İKİ MİLYON KİŞİ YERİNDEN EDİLDİ
Altyapı ise tamamen harabe halinde. 268 bin ev yıkıldı, iki milyon insan yerinden edildi. Gazze'de yaşadığı yeri terk etmek zorunda kalmayan Filistinli kalmadı. Tarım arazilerinin yüzde 94’ü yok edilirken, Gazze’nin balıkçılık sektörü tamamen ortadan kalktı. Gazze’nin ekonomisi, geçim kaynakları ve insanların temel ihtiyaçları sistematik şekilde yok edildi. İnsanlar barınaksız, aç, sağlık hizmeti alamadan yaşam mücadelesi veriyor.
ABD SOYKIRIMIN EN BÜYÜK ORTAĞI
Bu yıkımın ve katliamın arkasında ise ABD’nin açık ve güçlü desteği var. ABD, İsrail’e en az 30 milyar dolarlık askeri yardım yaparken, siyasi platformlarda İsrail’i koruyup kolluyor. Birleşmiş Milletler Güvenlik Konseyi'nde İsrail'in Gazze'de soykırımı durdurmasına yönelik tüm tasarılar ABD vetosuna takıldı. Uluslararası arenada İsrail’in Gazze’deki saldırıları genellikle kınama ile geçiştirilirken, caydırıcı yaptırımlar ya da müdahaleler hayata geçirilmedi. 1945 sonrası kurulan uluslararası hukuk ve uluslararası kurumlar, işgalci güç İsrail'in Filistin topraklarındaki eylemleri nedeniyle ayaklar altına alındı. BM’nin ve diğer uluslararası örgütlerin sembolik açıklamaları dışında anlamlı bir adım atılmadı.
BATI ŞERİA'DA DA TEHCİR
Terör devleti yalnızca Gazze'de değil, işgal altındaki Batı Şeria'da kısık ateşte etnik temizlik faaliyeti yürütüyor.

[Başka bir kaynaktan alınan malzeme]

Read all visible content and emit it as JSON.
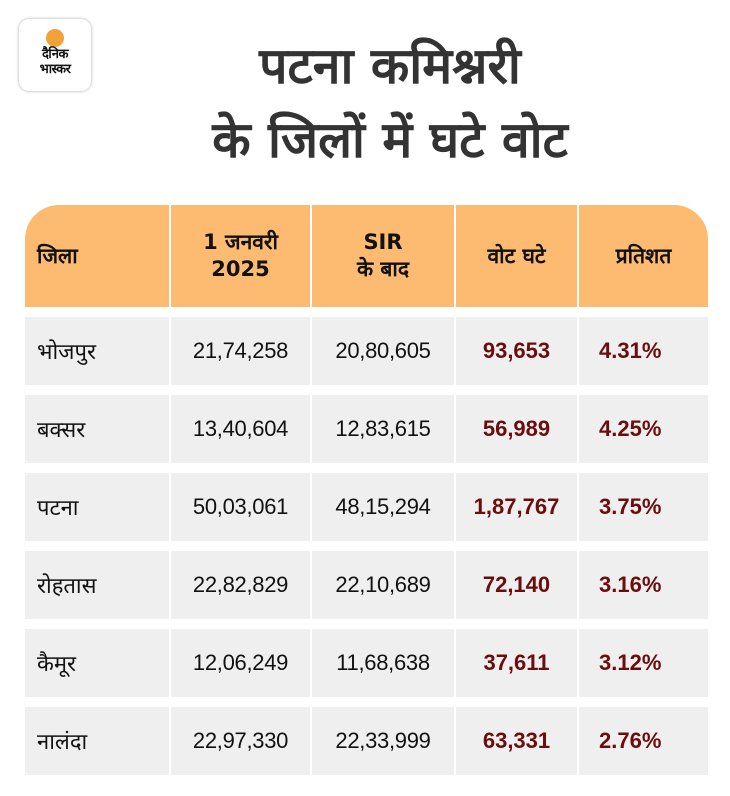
{
  "brand": {
    "logo_line1": "दैनिक",
    "logo_line2": "भास्कर",
    "accent_color": "#f3a23a"
  },
  "title": {
    "line1": "पटना कमिश्नरी",
    "line2": "के जिलों में घटे वोट"
  },
  "table": {
    "header_color": "#fcbb71",
    "value_color": "#6b0d0d",
    "headers": [
      {
        "line1": "जिला",
        "line2": ""
      },
      {
        "line1": "1 जनवरी",
        "line2": "2025"
      },
      {
        "line1": "SIR",
        "line2": "के बाद"
      },
      {
        "line1": "वोट घटे",
        "line2": ""
      },
      {
        "line1": "प्रतिशत",
        "line2": ""
      }
    ],
    "rows": [
      {
        "district": "भोजपुर",
        "jan_2025": "21,74,258",
        "after_sir": "20,80,605",
        "votes_reduced": "93,653",
        "percent": "4.31%"
      },
      {
        "district": "बक्सर",
        "jan_2025": "13,40,604",
        "after_sir": "12,83,615",
        "votes_reduced": "56,989",
        "percent": "4.25%"
      },
      {
        "district": "पटना",
        "jan_2025": "50,03,061",
        "after_sir": "48,15,294",
        "votes_reduced": "1,87,767",
        "percent": "3.75%"
      },
      {
        "district": "रोहतास",
        "jan_2025": "22,82,829",
        "after_sir": "22,10,689",
        "votes_reduced": "72,140",
        "percent": "3.16%"
      },
      {
        "district": "कैमूर",
        "jan_2025": "12,06,249",
        "after_sir": "11,68,638",
        "votes_reduced": "37,611",
        "percent": "3.12%"
      },
      {
        "district": "नालंदा",
        "jan_2025": "22,97,330",
        "after_sir": "22,33,999",
        "votes_reduced": "63,331",
        "percent": "2.76%"
      }
    ]
  }
}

Filistin topraklarında bulunan 700 binden fazla istilacı Yahudi ile birlikte işgalci İsrail ordusu her gün Filistin şehirlerini ve köylerini terörize eden baskınlar düzenleniyor, tarım alanlarını yakıyor, cinayetler işliyor. İşgalci güç kendi meclisinde aldığı kararla, Batı Şeria'nın ilhakını da hayata geçirmek istiyor. Yine Mescid-i Aksa'nın statüsünü değiştirmeye yönelik hamleler işgalci gücün iki terör zanlısı bakanı Bezalel Smotrich ve Itamar Ben-Gvir eliyle ilerletilmek isteniyor. Aksa'ya yönelik istilacı Yahudilerin baskını her geçen gün yoğunlaşıyor. FKÖ'ye bağlı Ayrım (Utanç) Duvarı ve Yahudi Yerleşim Birimleriyle Mücadele Konseyi Başkanı Müeyyed Şaban, Ramallah'ta düzenlediği basın toplantısında, İsrailli yerleşimcilerin 7 Ekim 2023'ten bu yana Batı Şeria'da 114 kaçak yerleşim kurduğunu belirtti. Şaban, bu kaçak yerleşimler nedeniyle 2 bin 853 kişilik 33 Filistinli Bedevi topluluğunun başka yerlere göç etmek zorunda kaldığını kaydetti.